Flowers teaching us about hiddur mitzvah
What are your practices of joy right now? One of my main sources of joy is losing myself in a sea of sweaty bodies in a dimly lit club, dancing to blood pounding music, gazing at the glittering faces of strangers with eyes closed in collective rhythm, pulsing with queer desire. I miss that feeling like a thirsty flower. This month’s playlist is basically like the flower essence of a gay disco. Take a drop, move your body, find the joy where you can.
Inspired by Joyful Militancy, here are some questions to be with for Adar: How do we create situations where we feel more alive and capable than before? What joyful practices help increase collective power and creativity? What if joy was seen as fundamental to undoing Empire? What would it mean to be militant about joy? How can we be more fully alive, as we, as so many things, come apart?
✨ UPCOMING/UPDATES/INSPIRATIONS ✨
❦ SPRING OFFERINGS
- I’ll be offering a class on the healing & collective liberation traditions inspired by prophetess, healer, & movement ancestor, Miriam for Passover
- Jewish traditions of mutual aid!
- Cooking up some more, small, bite sized Jewish Protection Magic as Liberatory Practice offerings!
- Garlic class!
❦ HEALING PRACTICE: I am continuing to mostly focus on teaching and writing through the spring, and seeing folks for intuitive healing consults on a very limited basis. For now, my waitlist is closed.
❦ SACRED ORCHARD: Jewish Tree Magic, Myth, and Medicine
SACRED ORCHARD is a collaborative poster project honoring trees in Jewish myth, medicine and magic.

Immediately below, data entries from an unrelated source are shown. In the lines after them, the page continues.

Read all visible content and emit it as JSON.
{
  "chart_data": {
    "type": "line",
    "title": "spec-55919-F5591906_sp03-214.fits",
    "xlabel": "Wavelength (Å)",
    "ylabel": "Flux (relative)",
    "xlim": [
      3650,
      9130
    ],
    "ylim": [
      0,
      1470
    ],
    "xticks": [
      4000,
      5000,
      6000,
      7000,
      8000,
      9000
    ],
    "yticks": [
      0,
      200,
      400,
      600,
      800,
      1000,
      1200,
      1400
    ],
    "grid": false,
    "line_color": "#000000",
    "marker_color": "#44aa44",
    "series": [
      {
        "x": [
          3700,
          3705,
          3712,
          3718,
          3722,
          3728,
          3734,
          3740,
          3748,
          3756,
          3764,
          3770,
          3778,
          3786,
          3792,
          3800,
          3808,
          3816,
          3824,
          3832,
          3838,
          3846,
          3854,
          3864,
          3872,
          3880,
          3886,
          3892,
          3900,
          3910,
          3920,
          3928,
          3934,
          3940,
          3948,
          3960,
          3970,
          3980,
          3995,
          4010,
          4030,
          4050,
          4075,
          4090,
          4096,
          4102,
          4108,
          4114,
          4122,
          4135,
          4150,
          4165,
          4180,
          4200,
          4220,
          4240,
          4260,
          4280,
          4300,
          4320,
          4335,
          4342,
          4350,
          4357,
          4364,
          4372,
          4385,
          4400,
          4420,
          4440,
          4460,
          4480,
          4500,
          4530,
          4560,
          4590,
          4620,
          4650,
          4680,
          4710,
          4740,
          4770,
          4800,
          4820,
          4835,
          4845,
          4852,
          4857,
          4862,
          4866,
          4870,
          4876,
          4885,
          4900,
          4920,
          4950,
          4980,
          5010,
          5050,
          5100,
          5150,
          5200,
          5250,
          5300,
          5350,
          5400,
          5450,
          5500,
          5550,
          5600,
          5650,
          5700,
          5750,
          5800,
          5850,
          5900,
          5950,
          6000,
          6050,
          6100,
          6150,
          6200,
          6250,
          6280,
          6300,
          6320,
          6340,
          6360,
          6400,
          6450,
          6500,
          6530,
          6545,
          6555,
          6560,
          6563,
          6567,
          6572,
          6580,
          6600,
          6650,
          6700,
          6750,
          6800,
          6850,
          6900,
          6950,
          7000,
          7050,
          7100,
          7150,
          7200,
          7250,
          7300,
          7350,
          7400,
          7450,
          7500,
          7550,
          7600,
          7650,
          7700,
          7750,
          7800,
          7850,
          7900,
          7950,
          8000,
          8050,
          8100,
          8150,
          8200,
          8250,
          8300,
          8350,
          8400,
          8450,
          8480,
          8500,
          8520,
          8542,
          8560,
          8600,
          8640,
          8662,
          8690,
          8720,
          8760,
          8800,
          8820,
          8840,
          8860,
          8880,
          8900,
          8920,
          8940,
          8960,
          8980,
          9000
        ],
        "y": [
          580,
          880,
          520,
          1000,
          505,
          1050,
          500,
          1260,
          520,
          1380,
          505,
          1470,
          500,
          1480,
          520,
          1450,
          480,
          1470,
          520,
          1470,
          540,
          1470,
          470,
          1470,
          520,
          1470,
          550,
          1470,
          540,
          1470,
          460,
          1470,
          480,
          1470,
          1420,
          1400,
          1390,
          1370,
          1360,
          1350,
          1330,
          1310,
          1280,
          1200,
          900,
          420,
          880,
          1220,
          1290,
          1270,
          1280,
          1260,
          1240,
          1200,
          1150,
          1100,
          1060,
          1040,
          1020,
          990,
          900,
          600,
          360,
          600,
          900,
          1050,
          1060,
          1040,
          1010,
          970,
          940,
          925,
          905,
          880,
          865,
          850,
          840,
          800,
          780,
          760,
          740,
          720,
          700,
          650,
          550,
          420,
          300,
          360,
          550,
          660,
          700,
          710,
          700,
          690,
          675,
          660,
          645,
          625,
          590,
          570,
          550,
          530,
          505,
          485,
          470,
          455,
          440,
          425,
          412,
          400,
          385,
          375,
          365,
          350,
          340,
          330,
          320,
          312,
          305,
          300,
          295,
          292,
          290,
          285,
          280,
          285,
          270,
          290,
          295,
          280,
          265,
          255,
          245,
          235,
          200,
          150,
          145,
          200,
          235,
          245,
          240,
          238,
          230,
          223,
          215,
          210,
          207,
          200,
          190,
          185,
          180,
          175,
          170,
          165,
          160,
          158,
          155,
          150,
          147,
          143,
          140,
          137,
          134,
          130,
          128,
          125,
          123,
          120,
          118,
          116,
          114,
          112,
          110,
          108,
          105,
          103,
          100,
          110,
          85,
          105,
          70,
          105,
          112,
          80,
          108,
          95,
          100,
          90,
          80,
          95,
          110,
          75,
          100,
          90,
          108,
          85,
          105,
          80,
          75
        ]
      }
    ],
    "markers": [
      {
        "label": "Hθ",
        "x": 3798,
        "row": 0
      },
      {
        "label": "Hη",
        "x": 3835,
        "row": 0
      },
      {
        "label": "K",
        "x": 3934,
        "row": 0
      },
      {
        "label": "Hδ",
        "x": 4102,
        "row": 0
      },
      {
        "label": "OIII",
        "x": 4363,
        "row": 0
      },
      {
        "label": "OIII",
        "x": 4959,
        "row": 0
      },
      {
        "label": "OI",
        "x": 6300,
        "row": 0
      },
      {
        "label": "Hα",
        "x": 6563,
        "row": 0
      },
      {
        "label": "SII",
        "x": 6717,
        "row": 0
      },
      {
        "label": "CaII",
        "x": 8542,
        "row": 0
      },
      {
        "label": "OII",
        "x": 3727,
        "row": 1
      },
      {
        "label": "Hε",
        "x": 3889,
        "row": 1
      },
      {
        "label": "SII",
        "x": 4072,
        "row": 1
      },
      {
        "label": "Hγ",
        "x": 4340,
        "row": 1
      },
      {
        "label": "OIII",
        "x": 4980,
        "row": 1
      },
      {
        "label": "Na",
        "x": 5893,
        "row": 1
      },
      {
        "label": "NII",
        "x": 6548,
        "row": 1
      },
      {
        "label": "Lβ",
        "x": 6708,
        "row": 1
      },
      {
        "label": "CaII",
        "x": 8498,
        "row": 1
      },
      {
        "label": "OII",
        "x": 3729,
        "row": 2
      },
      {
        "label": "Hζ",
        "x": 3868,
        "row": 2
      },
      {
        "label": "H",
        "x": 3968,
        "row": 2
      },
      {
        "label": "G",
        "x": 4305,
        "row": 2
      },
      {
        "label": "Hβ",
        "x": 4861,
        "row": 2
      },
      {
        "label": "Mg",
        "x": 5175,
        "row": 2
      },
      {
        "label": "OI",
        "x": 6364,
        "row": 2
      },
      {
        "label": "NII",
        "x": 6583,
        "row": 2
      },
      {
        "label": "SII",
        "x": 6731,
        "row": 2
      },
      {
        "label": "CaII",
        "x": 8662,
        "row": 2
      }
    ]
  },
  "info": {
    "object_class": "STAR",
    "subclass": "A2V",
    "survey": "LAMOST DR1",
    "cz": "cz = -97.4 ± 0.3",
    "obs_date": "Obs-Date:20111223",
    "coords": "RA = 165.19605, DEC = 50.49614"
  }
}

With illustrations and design by Sol Weiss and writing by Dori Midnight, this poster series tells stories of 7 trees in Jewish lore: Apple, Cedar, Almond, Willow, Olive, Birch and Pomegranate. These seven trees create a sacred grove in Jewish imagination and in the landscape of our diasporic cultural memory. Orchards can be a site of rest, dreaming, pleasure, healing and connection. Among these trees, you will find ancient rituals and remedies, folk tales, ecological wisdom and seeds of torah. We hope these tree portraits and stories offer a sweet taste of ancestral wisdom and magic.
You can also get four different individual prints with love poems to Pomegranate, Cedar, Almond, & Willow
A portion of sales will go to revitalizing olive groves in Palestine and to land rematriation in the Northeast.
Order HERE!
TZEDAKAH : Jade’s kidney transplant fund – please help support my friend Jade Fair – donate and share widely !
ADAR PLAYLIST: get wild in your living room
Sending Adar blessings of winter thaw, rising sap, gay desire, dancing in uncertainty & love that dissolves what has been stuck. May we find abundant moments of joy that undo empire every day.